Are attention lapses related to d-amphetamine liking?

Author information

  • 1Department of Psychology, Temple University, 1701 North 13th Street, Philadelphia, PA 19122, USA. mikemccloskey@temple.edu



A rich literature suggests that both impulsiveness and drug-induced euphoria are risk factors for drug abuse. However, few studies have examined whether sensitivity to the euphoric effects of stimulants is related to attention lapses, a behavioral measure of inattention sometimes associated with impulsivity.

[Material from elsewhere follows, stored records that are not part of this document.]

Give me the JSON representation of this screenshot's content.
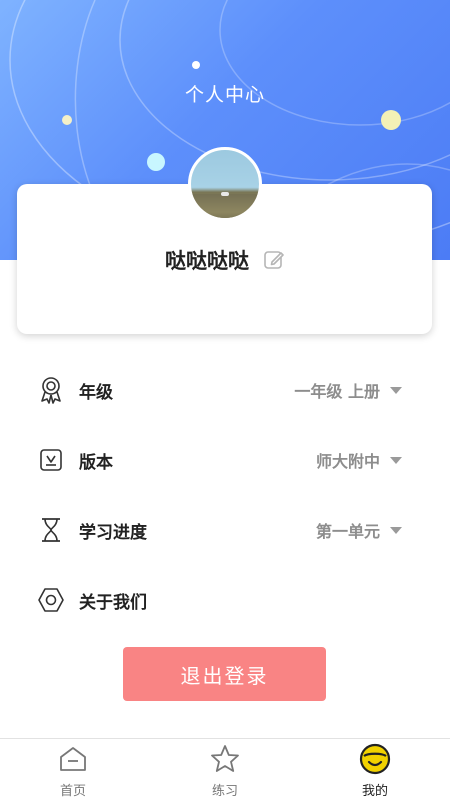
{
  "header": {
    "title": "个人中心",
    "gradient_start": "#7fb3ff",
    "gradient_end": "#4c7cf5"
  },
  "profile": {
    "avatar_icon": "avatar-photo",
    "user_name": "哒哒哒哒",
    "edit_icon": "edit-icon"
  },
  "menu": {
    "items": [
      {
        "icon": "award-ribbon-icon",
        "label": "年级",
        "value": "一年级 上册",
        "has_dropdown": true
      },
      {
        "icon": "book-edition-icon",
        "label": "版本",
        "value": "师大附中",
        "has_dropdown": true
      },
      {
        "icon": "hourglass-icon",
        "label": "学习进度",
        "value": "第一单元",
        "has_dropdown": true
      },
      {
        "icon": "hexagon-nut-icon",
        "label": "关于我们",
        "value": "",
        "has_dropdown": false
      }
    ]
  },
  "logout": {
    "label": "退出登录",
    "color": "#f98484"
  },
  "tabbar": {
    "tabs": [
      {
        "icon": "home-icon",
        "label": "首页",
        "active": false
      },
      {
        "icon": "star-icon",
        "label": "练习",
        "active": false
      },
      {
        "icon": "smiley-icon",
        "label": "我的",
        "active": true
      }
    ]
  }
}
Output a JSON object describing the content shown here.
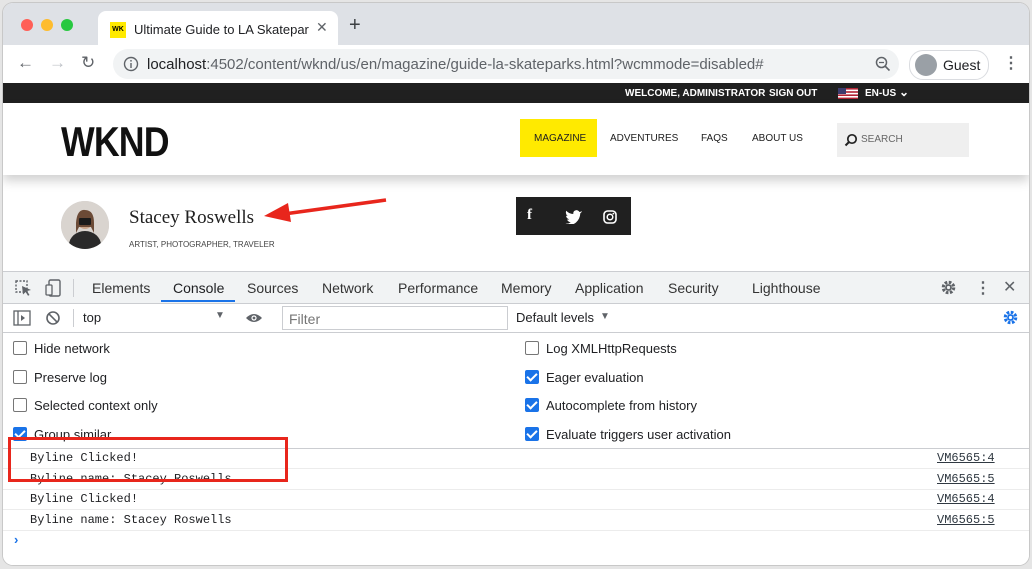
{
  "browser": {
    "tab_title": "Ultimate Guide to LA Skateparks",
    "favicon_text": "WK",
    "url_host": "localhost",
    "url_rest": ":4502/content/wknd/us/en/magazine/guide-la-skateparks.html?wcmmode=disabled#",
    "profile_label": "Guest",
    "traffic_colors": [
      "#ff5f57",
      "#febc2e",
      "#28c840"
    ]
  },
  "site": {
    "topbar": {
      "welcome": "WELCOME, ADMINISTRATOR",
      "signout": "SIGN OUT",
      "lang": "EN-US"
    },
    "logo": "WKND",
    "nav": [
      "MAGAZINE",
      "ADVENTURES",
      "FAQS",
      "ABOUT US"
    ],
    "search_placeholder": "SEARCH",
    "accent": "#ffea00"
  },
  "byline": {
    "name": "Stacey Roswells",
    "occupations": "ARTIST, PHOTOGRAPHER, TRAVELER"
  },
  "devtools": {
    "tabs": [
      "Elements",
      "Console",
      "Sources",
      "Network",
      "Performance",
      "Memory",
      "Application",
      "Security",
      "Lighthouse"
    ],
    "active_tab": "Console",
    "context": "top",
    "filter_placeholder": "Filter",
    "levels": "Default levels",
    "options_left": [
      {
        "label": "Hide network",
        "checked": false
      },
      {
        "label": "Preserve log",
        "checked": false
      },
      {
        "label": "Selected context only",
        "checked": false
      },
      {
        "label": "Group similar",
        "checked": true
      }
    ],
    "options_right": [
      {
        "label": "Log XMLHttpRequests",
        "checked": false
      },
      {
        "label": "Eager evaluation",
        "checked": true
      },
      {
        "label": "Autocomplete from history",
        "checked": true
      },
      {
        "label": "Evaluate triggers user activation",
        "checked": true
      }
    ],
    "logs": [
      {
        "msg": "Byline Clicked!",
        "src": "VM6565:4"
      },
      {
        "msg": "Byline name: Stacey Roswells",
        "src": "VM6565:5"
      },
      {
        "msg": "Byline Clicked!",
        "src": "VM6565:4"
      },
      {
        "msg": "Byline name: Stacey Roswells",
        "src": "VM6565:5"
      }
    ]
  },
  "annotation_color": "#e8261c"
}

The aim of the study was to examine ratings of d-amphetamine drug liking among individuals with high, moderate, and low attention lapses.


Ninety-nine healthy volunteers were divided into three equal-sized groups based on their performance on a measure of lapses of attention. The groups, who exhibited low, medium, and high attention lapses (i.e., long reaction times) on a simple reaction time task, were compared on their subjective responses (i.e., ratings of liking and wanting more drug) after acute doses of d-amphetamine (0, 5, 10, and 20 mg).


Subjects who exhibited high lapses liked 20 mg d-amphetamine less than subjects who exhibited low lapses. These subjects also tended to report smaller increases in "wanting more drug" after d-amphetamine.


The findings suggest that participants who exhibit impaired attention may be less sensitive to stimulant-induced euphoria.